A Anvisa (Agência Nacional de Vigilância Sanitária) , por meio da sua Diretoria Colegiada (Dicol), aprovou uma nova resolução que altera normas relacionadas a exames que podem ser realizados nas farmácias do Brasil. 

A nova medida aprovada substitui a Resolução da Diretoria Colegiada (RDC) 302/2005 e, de acordo com a Anvisa, a atualização das diretrizes sobre a realização de exames de análises clínicas (EACs) ocorre frente à "defasagem" da norma anterior. As regras atualizadas devem entrar em vigor a partir de 1° de agosto.

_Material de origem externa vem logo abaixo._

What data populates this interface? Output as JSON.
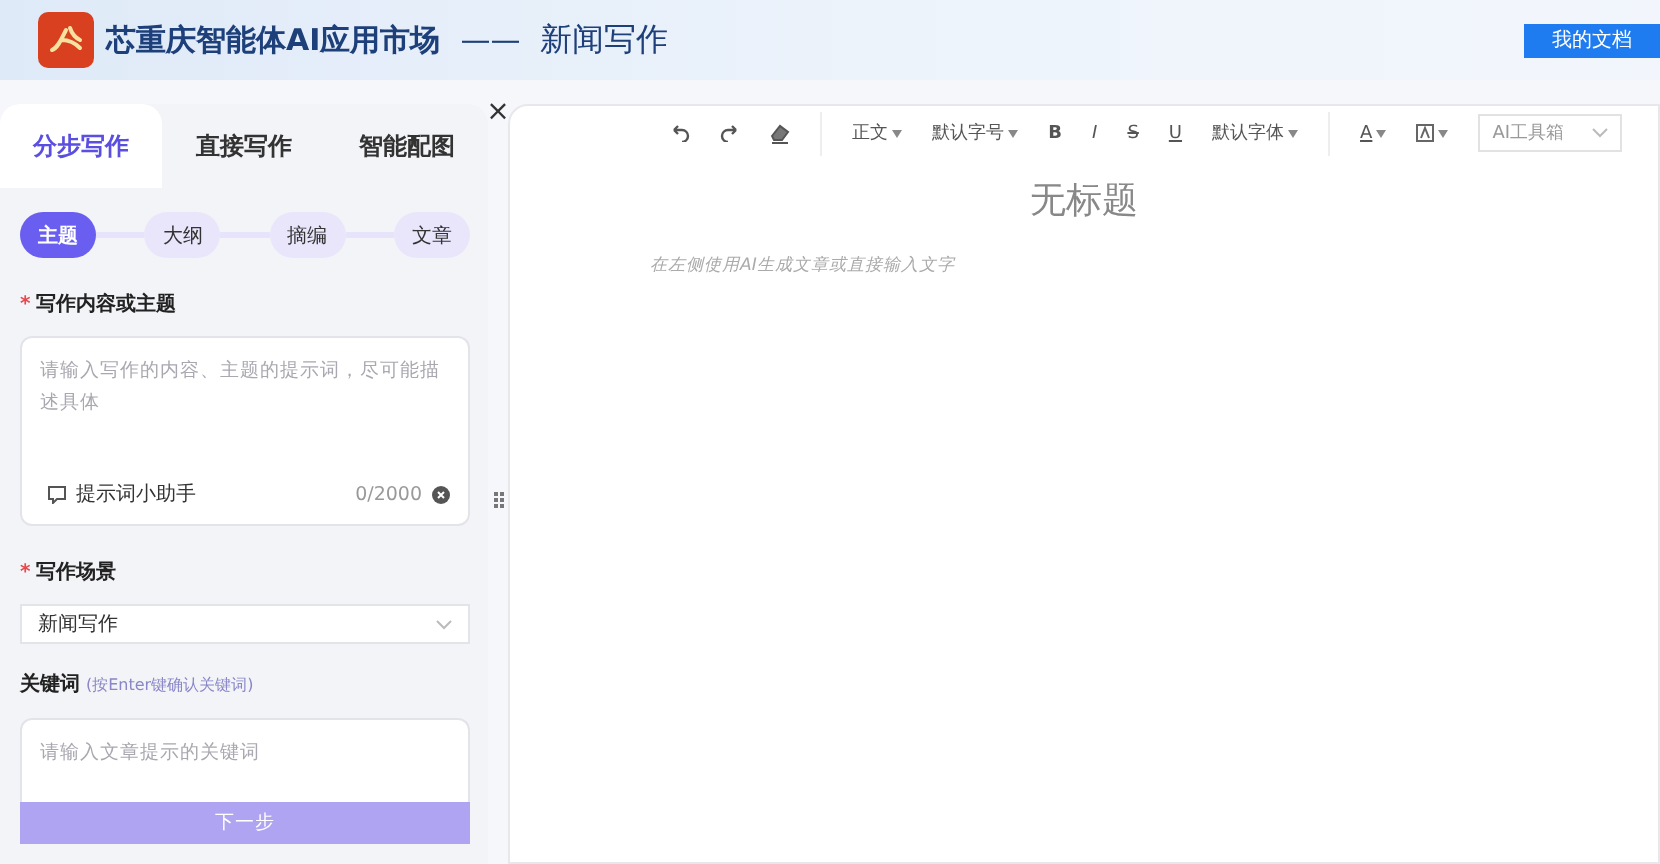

"A construção regulatória que resultou na minuta aprovada nesta quarta-feira levou em consideração a necessidade de introduzir conceitos e procedimentos decorrentes de novas descobertas e avanços tecnológicos. Isso porque esses fatores são determinantes para a modernização das ações laboratoriais", informou a agência em comunicado


"A nova norma preserva os cuidados sanitários imprescindíveis à qualidade e à segurança dos exames de análises clínicas, de forma alinhada, ainda, a princípios constitucionais que amparam a atividade econômica e a inovação no país", continuou.

Na decisão, a Anvisa pontua que as coletas e análises clínicas que forem realizadas em farmácias ou consultórios isolados não substituem o diagnóstico laboratorial, servindo, então, apenas como triagem. 

Com isso, os locais citados anteriormente estão agora autorizados a realizarem exames em caráter de triagem como os que dependem da coleta de saliva, secreção nasal e gotas de sangue. 

Também ficou definida uma nova categorização dos serviços de saúde que fazem exames, que foi estabelecida de acordo com base na infraestrutura de casa um deles. 

  • Serviço tipo I: farmácias e consultórios isolados;
  • Serviço tipo II: postos de coleta;
  • Serviço tipo III: laboratórios clínicos, laboratórios de apoio e laboratórios de anatomia patológica.

"Nesse sentido, destaca-se que os resultados dos testes executados nos serviços tipo I não devem ser usados de forma isolada para a tomada de decisões clínicas. Esses testes devem ser usados como triagem, com vistas a oferecer um ponto de partida objetivo, em conjunto com a rotina de avaliação dos profissionais de saúde, para oferecer o suporte adequado aos pacientes", explicou a agência.